Ah ! mon cher ami, je n’ai plus que vous sur la terre. Quel coup épouvantable ! Je vous avais mandé le plus heureux et le plus singulier accouchement ; une mort affreuse l’a suivi ! Et pour comble de douleur, il faut encore rester un jour dans cet abominable Lunéville qui a causé sa mort. Je vais à Cirey avec M. du Châtelet ; de là, je reviens pleurer entre vos bras, le reste de ma malheureuse vie. Conservez-nous Mme d’Argental. Écrivez-moi par Vassy à Cirey. Ayez pitié de moi, mon cher et respectable ami. Écrivez-moi à Cirey : voilà la seule consolation dont je sois capable.


2014. — À MADAME LA MARQUISE DU DEFFANT.
Le 10 septembre.

Je viens de voir mourir, madame, une amie de vingt ans, qui vous aimait véritablement, et qui me parlait, deux jours avant cette mort funeste, du plaisir qu’elle aurait de vous voir à Paris à son premier voyage. J’avais prié M. le président Hénault de vous instruire d’un accouchement qui avait paru si singulier et si heureux ; il y avait un grand article pour vous dans ma lettre ; Mme du Châtelet m’avait recommandé de vous écrire, et j’avais cru remplir mon devoir en écrivant à M. le président Hénault. Cette malheureuse petite fille dont elle était accouchée, et qui a causé sa mort, ne m’intéressait pas assez. Hélas ! madame, nous avions tourné cet événement en plaisanterie ; et c’est sur ce malheureux ton que j’avais écrit par son ordre à ses amis. Si quelque chose pouvait augmenter l’état horrible où je suis, ce serait d’avoir pris avec gaieté une aventure dont la suite empoisonne le reste de ma vie misérable. Je ne vous ai point écrit pour ses couches, et je vous annonce sa mort. C’est à la sensibilité de votre cœur que j’ai recours dans le désespoir où je suis. On m’entraîne à Cirey, avec M. du Châtelet.
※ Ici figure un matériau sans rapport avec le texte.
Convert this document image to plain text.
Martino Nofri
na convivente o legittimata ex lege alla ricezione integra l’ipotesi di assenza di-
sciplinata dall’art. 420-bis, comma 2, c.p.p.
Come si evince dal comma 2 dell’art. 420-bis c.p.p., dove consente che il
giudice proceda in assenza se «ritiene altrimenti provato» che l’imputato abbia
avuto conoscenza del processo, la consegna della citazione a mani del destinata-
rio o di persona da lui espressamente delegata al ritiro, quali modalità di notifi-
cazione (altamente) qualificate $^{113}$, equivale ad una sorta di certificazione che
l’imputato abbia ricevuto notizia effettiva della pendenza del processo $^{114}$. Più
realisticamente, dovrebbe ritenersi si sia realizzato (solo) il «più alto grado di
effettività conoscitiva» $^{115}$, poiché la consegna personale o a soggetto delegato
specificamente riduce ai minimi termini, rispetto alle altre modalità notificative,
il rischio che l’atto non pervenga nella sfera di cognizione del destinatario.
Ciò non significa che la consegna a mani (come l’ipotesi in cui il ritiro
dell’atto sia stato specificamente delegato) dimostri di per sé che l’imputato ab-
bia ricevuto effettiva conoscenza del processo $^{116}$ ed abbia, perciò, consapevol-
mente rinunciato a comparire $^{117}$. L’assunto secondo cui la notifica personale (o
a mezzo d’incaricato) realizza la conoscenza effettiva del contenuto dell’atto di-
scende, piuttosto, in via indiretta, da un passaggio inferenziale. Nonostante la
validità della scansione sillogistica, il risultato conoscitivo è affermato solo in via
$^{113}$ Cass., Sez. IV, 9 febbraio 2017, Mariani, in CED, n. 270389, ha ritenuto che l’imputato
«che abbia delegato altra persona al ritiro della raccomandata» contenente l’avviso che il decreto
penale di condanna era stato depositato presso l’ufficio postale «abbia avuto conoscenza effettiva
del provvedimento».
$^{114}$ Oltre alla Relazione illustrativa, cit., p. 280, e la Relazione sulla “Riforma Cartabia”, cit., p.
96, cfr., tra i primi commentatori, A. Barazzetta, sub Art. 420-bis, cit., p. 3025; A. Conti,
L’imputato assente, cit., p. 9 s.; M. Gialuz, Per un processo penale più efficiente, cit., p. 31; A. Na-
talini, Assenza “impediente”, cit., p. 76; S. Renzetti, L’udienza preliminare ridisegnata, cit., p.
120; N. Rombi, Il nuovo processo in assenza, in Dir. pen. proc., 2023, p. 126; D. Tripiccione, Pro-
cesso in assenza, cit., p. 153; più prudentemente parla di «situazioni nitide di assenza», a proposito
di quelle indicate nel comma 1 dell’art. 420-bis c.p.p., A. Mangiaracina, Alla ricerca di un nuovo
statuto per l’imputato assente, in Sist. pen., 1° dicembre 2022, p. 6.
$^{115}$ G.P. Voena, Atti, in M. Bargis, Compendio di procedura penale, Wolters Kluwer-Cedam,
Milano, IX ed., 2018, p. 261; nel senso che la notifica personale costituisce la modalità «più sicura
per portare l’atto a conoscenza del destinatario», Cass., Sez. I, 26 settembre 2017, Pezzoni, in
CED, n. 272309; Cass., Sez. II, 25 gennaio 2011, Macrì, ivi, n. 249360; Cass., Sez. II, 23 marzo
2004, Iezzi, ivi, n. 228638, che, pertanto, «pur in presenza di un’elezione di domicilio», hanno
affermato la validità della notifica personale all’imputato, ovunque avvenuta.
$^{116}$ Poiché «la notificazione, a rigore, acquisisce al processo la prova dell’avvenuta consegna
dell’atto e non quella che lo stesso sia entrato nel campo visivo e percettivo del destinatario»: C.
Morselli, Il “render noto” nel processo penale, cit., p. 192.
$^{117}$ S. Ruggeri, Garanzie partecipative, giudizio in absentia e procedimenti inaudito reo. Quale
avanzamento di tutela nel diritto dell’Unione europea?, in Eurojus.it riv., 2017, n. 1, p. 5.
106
De là je reviens à Paris, sans savoir ce que je deviendrai, et espérant bientôt la rejoindre. Souffrez qu’en arrivant j’aie la douloureuse consolation de vous parler d’elle, et de pleurer à vos pieds une femme qui, avec ses faiblesses, avait une âme respectable.

  1. Éditeurs, de Cayrol et François.